ISACA recently polled more than 3,500 IT governance, risk, assurance, and security professionals as part of its new report “Tech Workforce 2020: The Age and Gender Perception Gap.” Twenty-two percent of respondents are in a cybersecurity role. Most agree women are underrepresented in tech roles around the world; however, men and women differ on why.
“The women in security who were surveyed for this project said the top barrier to women entering the tech industry is that most information technology role models and leaders are male,” says Melody Balcet, director of The AES Corporation’s Global Cybersecurity Program and former president of the ISACA Greater Washington, DC, chapter.
There are several potential root causes for the imbalance of men and women in technology, says Balcet. Lack of female role models is a key issue that affects the current and future workforce — or so women say. Only 34% of men surveyed think lack of female role models is problematic. Nearly one-third of men claim women find employment in the tech field “less appealing than other sectors,” a statement the women “overwhelmingly” disagreed with.

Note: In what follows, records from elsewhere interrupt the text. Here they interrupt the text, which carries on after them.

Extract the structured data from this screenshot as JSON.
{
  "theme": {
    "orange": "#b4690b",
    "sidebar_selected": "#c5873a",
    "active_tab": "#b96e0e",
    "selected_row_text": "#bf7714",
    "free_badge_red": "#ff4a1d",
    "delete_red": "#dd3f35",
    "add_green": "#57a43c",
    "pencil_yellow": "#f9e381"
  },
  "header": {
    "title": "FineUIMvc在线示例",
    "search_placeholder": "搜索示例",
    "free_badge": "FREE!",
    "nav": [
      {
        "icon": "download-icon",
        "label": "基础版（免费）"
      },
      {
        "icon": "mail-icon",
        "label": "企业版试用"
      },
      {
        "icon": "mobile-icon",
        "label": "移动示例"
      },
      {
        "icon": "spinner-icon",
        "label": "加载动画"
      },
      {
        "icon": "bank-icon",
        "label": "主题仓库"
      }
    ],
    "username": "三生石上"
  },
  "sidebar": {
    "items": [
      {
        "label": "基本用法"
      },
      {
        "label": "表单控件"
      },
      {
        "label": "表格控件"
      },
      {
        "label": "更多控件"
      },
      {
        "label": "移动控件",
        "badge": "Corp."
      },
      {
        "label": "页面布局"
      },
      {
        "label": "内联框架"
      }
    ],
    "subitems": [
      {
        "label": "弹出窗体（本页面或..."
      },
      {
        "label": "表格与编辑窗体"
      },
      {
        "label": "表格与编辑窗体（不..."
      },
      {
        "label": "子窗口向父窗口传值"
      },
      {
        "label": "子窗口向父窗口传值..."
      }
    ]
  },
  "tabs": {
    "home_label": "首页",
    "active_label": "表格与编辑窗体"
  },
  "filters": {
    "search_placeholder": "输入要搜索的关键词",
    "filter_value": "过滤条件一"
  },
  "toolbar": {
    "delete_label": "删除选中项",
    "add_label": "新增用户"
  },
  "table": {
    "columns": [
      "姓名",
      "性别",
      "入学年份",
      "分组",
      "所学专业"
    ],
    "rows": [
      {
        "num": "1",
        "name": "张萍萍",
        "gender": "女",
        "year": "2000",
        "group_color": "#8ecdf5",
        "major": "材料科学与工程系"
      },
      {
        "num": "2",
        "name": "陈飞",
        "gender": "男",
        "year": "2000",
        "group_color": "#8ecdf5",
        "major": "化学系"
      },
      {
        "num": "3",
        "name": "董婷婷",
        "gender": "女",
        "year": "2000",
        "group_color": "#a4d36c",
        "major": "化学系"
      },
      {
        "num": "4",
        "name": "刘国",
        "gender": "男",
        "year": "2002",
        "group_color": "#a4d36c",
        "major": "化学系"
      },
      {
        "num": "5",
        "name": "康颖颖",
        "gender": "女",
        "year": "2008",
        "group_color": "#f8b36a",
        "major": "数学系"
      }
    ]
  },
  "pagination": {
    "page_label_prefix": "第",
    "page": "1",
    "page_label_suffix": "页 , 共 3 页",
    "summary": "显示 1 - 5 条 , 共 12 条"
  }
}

This isn’t the only area with a gender disparity: 65% of men say their employers have a program to promote hiring more women; only 51% of women say the same. More than 70% of men say their employers have a program to encourage promotion of women; 59% of women agree. Nearly half of women say their employers have no program to hire more women for tech roles.
These perceptions, combined with stress, pay disparity, and other factors, makes it harder for women to build security and technology careers. Sixty-four percent of tech pros report burnout or stress in their roles due to heavy workloads (61%), long hours (50%), and lack of resources (48%). Women report this stress at a slightly higher rate of 67%, compared with men at 62%.
Who Gets the Promotion?
ISACA’s data also reflected disparities when considering salary negotiation and job promotions. Overall, men reported greater confidence in their understanding of how to advance their careers. Despite this, 74% of women claim to have been offered a salary increase or promotion in the past two years, compared with 64% of their male counterparts. ISACA points out that this could be attributed to organizations’ increased focus on addressing gender pay gaps.
(ISC)² found women still face an uphill battle when it comes to compensation. When asked about their salaries for the previous year, 17% of women reported earnings in the $50,000 to $99,999 range, a full 12 percentage points less than men (29%). The disparity is smaller with the next generation: Globally, younger women face a smaller pay discrepancy than older women.
Money isn’t the only factor in women’s career decisions. Balcet encourages businesses to create opportunities to maintain and advance skills and find ways to make projects meaningful. “Like any person, male or female, women need to see that there is a career path available to them,” she says. “If a company has one laid out, but there are other systemic issues that are preventing women from advancing — for example, a lack of inclusion — then women will leave.”
All this considered, women tend to stay in security roles longer than their male counterparts, Balcet says. In her experience, male colleagues have been more likely to reach out for exploratory conversations and “network with intent” to scope out potential job opportunities.
In terms of bringing more women into leadership roles, Balcet says more needs to be done to educate experts along the pipeline: Teachers, guidance counselors, career advisers, and human resources professionals can all play a role in bringing more women into technology roles.
Job Hopping: A Next-Gen Problem
The reasons women in security are likely to change jobs are similar to the reasons of women in IT audit, risk, governance, and other roles, Balcet explains. Primary reasons include better career prospects, higher compensation, an upward career path not available at their current organization, more interesting work, and a better organizational culture.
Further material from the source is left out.